4A) Teeth brushing appears to have improved significantly following information/instruction provided by the parents during the preliminary visits for brushing at home. Clinically, there is no evidence of a dentogenic fistula or even an abscess. The degree of inactivation of the extensive lesions suggests a significant improvement, i.e. a longer-lasting change in behaviour with regard to oral hygiene at home and diet.
4B) Here too, the degree of inactivation of the large affected carious teeth indicates a significant change in behaviour with regard to oral hygiene at home and diet. However, mature dental plaque is still partially visible and an abscess in region 54 can be diagnosed, which is associated with a previous pulp necrosis with pain and the risk of a tendency to spread towards the eye. Acute dental treatment is therefore required here, which may be carried out under anaesthetic due to the large scope of treatment for this small child.
Case study: Dental neglect
A little girl comes to your dental practice with her mother. She is about five years old. You notice that the girl, unlike most other girls her age, is very quiet and anxious. She is also much smaller and thinner. You also notice that the girl is wearing clothes that are clearly dirty. She also does poorly during your examination, and all of her existing milk teeth are severely damaged by decay. The girl tells you that some of her teeth hurt. The mother states that the teeth have actually been darkly discoloured for the whole time, i.e. for several years.
Task for reflection
(1) What could be possible causes or reasons for the child’s poor dental status?
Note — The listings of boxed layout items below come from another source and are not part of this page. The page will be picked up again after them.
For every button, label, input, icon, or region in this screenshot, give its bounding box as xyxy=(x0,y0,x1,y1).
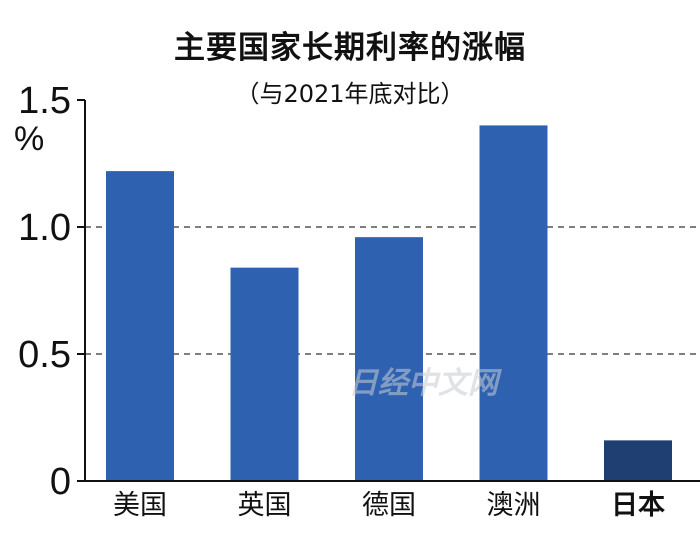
bar-4 xyxy=(479,125,548,482)
y-tick-label: 1.0 xyxy=(18,207,71,249)
chart-subtitle: （与2021年底对比） xyxy=(235,80,465,108)
y-axis-unit-label: % xyxy=(14,120,44,158)
bar-5 xyxy=(604,440,672,481)
category-label: 美国 xyxy=(113,490,167,521)
category-label: 德国 xyxy=(362,490,416,521)
category-label: 英国 xyxy=(238,490,292,521)
category-label: 日本 xyxy=(611,490,665,521)
y-tick-label: 1.5 xyxy=(18,80,71,122)
bar-3 xyxy=(355,237,423,481)
y-tick-label: 0 xyxy=(50,461,71,503)
y-tick-label: 0.5 xyxy=(18,334,71,376)
bar-2 xyxy=(230,267,299,481)
bar-1 xyxy=(106,171,174,481)
chart-title: 主要国家长期利率的涨幅 xyxy=(174,30,526,66)
watermark: 日经中文网 xyxy=(348,366,502,401)
category-label: 澳洲 xyxy=(487,490,541,521)
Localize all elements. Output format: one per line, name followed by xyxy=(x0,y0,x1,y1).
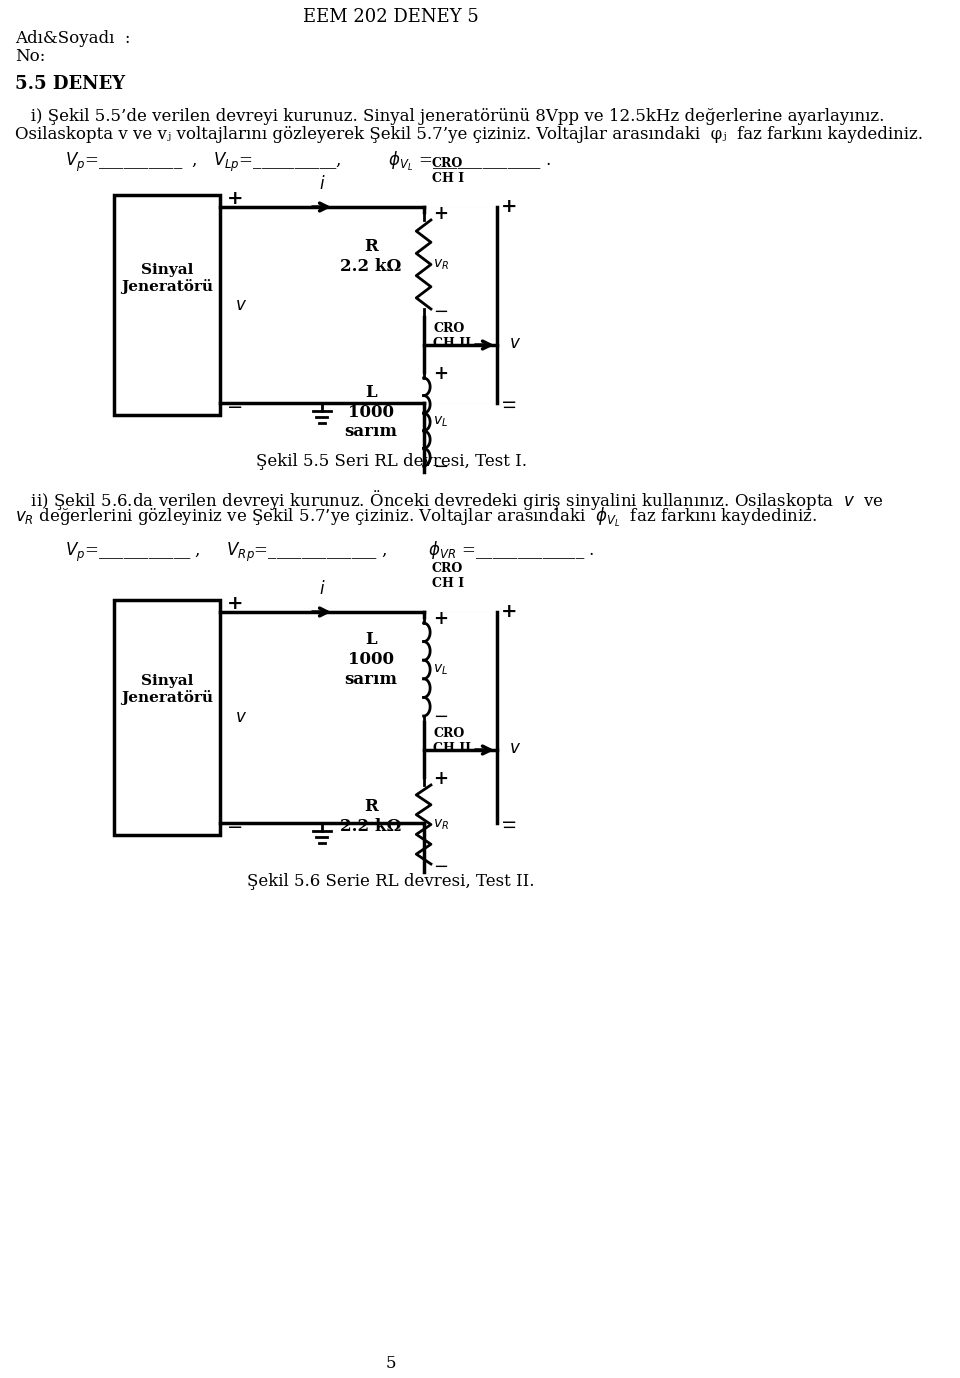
Text: −: − xyxy=(501,400,516,418)
Text: +: + xyxy=(433,610,448,628)
Text: −: − xyxy=(501,819,516,836)
Text: $V_p$=__________  ,   $V_{Lp}$=__________,         $\phi_{V_L}$ =_____________ .: $V_p$=__________ , $V_{Lp}$=__________, … xyxy=(65,150,551,174)
Text: CRO
CH I: CRO CH I xyxy=(432,157,464,185)
Text: CRO
CH II: CRO CH II xyxy=(433,322,471,350)
Text: −: − xyxy=(433,858,448,876)
Text: $v$: $v$ xyxy=(234,710,247,726)
Text: $v_L$: $v_L$ xyxy=(433,663,448,677)
Text: $i$: $i$ xyxy=(319,580,325,598)
Text: −: − xyxy=(433,303,448,321)
Text: $v$: $v$ xyxy=(234,296,247,314)
Text: R
2.2 kΩ: R 2.2 kΩ xyxy=(340,238,401,274)
Text: Osilaskopta v ve vⱼ voltajlarını gözleyerek Şekil 5.7’ye çiziniz. Voltajlar aras: Osilaskopta v ve vⱼ voltajlarını gözleye… xyxy=(14,125,923,143)
Text: 5.5 DENEY: 5.5 DENEY xyxy=(14,74,125,92)
Bar xyxy=(114,599,220,835)
Text: $V_p$=___________ ,     $V_{Rp}$=_____________ ,        $\phi_{VR}$ =___________: $V_p$=___________ , $V_{Rp}$=___________… xyxy=(65,540,595,564)
Text: $i$: $i$ xyxy=(319,175,325,193)
Text: +: + xyxy=(433,205,448,223)
Text: +: + xyxy=(433,770,448,788)
Text: ii) Şekil 5.6.da verilen devreyi kurunuz. Önceki devredeki giriş sinyalini kulla: ii) Şekil 5.6.da verilen devreyi kurunuz… xyxy=(14,488,883,513)
Text: $v$: $v$ xyxy=(509,740,521,757)
Text: Şekil 5.6 Serie RL devresi, Test II.: Şekil 5.6 Serie RL devresi, Test II. xyxy=(248,874,535,890)
Text: $v$: $v$ xyxy=(509,335,521,351)
Text: EEM 202 DENEY 5: EEM 202 DENEY 5 xyxy=(303,8,479,26)
Text: L
1000
sarım: L 1000 sarım xyxy=(344,384,397,440)
Text: No:: No: xyxy=(14,48,45,65)
Bar xyxy=(114,196,220,415)
Text: $v_L$: $v_L$ xyxy=(433,415,448,429)
Text: +: + xyxy=(433,365,448,383)
Text: CRO
CH I: CRO CH I xyxy=(432,562,464,590)
Text: $v_R$: $v_R$ xyxy=(433,258,449,271)
Text: −: − xyxy=(227,819,243,836)
Text: +: + xyxy=(227,190,243,208)
Text: +: + xyxy=(227,595,243,613)
Text: −: − xyxy=(433,708,448,726)
Text: CRO
CH II: CRO CH II xyxy=(433,728,471,755)
Text: Adı&Soyadı  :: Adı&Soyadı : xyxy=(14,30,131,47)
Text: Sinyal
Jeneratörü: Sinyal Jeneratörü xyxy=(121,674,213,706)
Text: Sinyal
Jeneratörü: Sinyal Jeneratörü xyxy=(121,263,213,295)
Text: 5: 5 xyxy=(386,1355,396,1372)
Text: −: − xyxy=(433,457,448,475)
Text: $v_R$: $v_R$ xyxy=(433,817,449,832)
Text: $v_R$ değerlerini gözleyiniz ve Şekil 5.7’ye çiziniz. Voltajlar arasındaki  $\ph: $v_R$ değerlerini gözleyiniz ve Şekil 5.… xyxy=(14,506,817,529)
Text: −: − xyxy=(501,814,517,832)
Text: R
2.2 kΩ: R 2.2 kΩ xyxy=(340,798,401,835)
Text: −: − xyxy=(227,400,243,418)
Text: −: − xyxy=(501,394,517,412)
Text: +: + xyxy=(501,198,517,216)
Text: L
1000
sarım: L 1000 sarım xyxy=(344,631,397,688)
Text: Şekil 5.5 Seri RL devresi, Test I.: Şekil 5.5 Seri RL devresi, Test I. xyxy=(255,453,526,470)
Text: +: + xyxy=(501,604,517,621)
Text: i) Şekil 5.5’de verilen devreyi kurunuz. Sinyal jeneratörünü 8Vpp ve 12.5kHz değ: i) Şekil 5.5’de verilen devreyi kurunuz.… xyxy=(14,107,884,125)
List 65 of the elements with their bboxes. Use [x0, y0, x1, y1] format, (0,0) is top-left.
Please click on each cross in the corresponding circle to get specific information on the different scenarios.
Case study: Early Childhood Caries
A young boy is coming to your dental practice. He presents with this dental status.
Task for reflection
(1) Please look at this photo. Please describe what you see.
(2) What is your diagnosis? What may be the reason for this poor dental status?
(3) What would you do as dentist as next steps?
Solution of task
Active carious lesions, particularly in the maxillary anterior teeth in the typical ECC (Early Childhood Caries) pattern, are evidence of chronic neglect. The purple colour of the stained plaque and the soft nature of the dentin lesions underline the activity of the caries process and require the fastest possible changes in cleaning and feeding behaviour.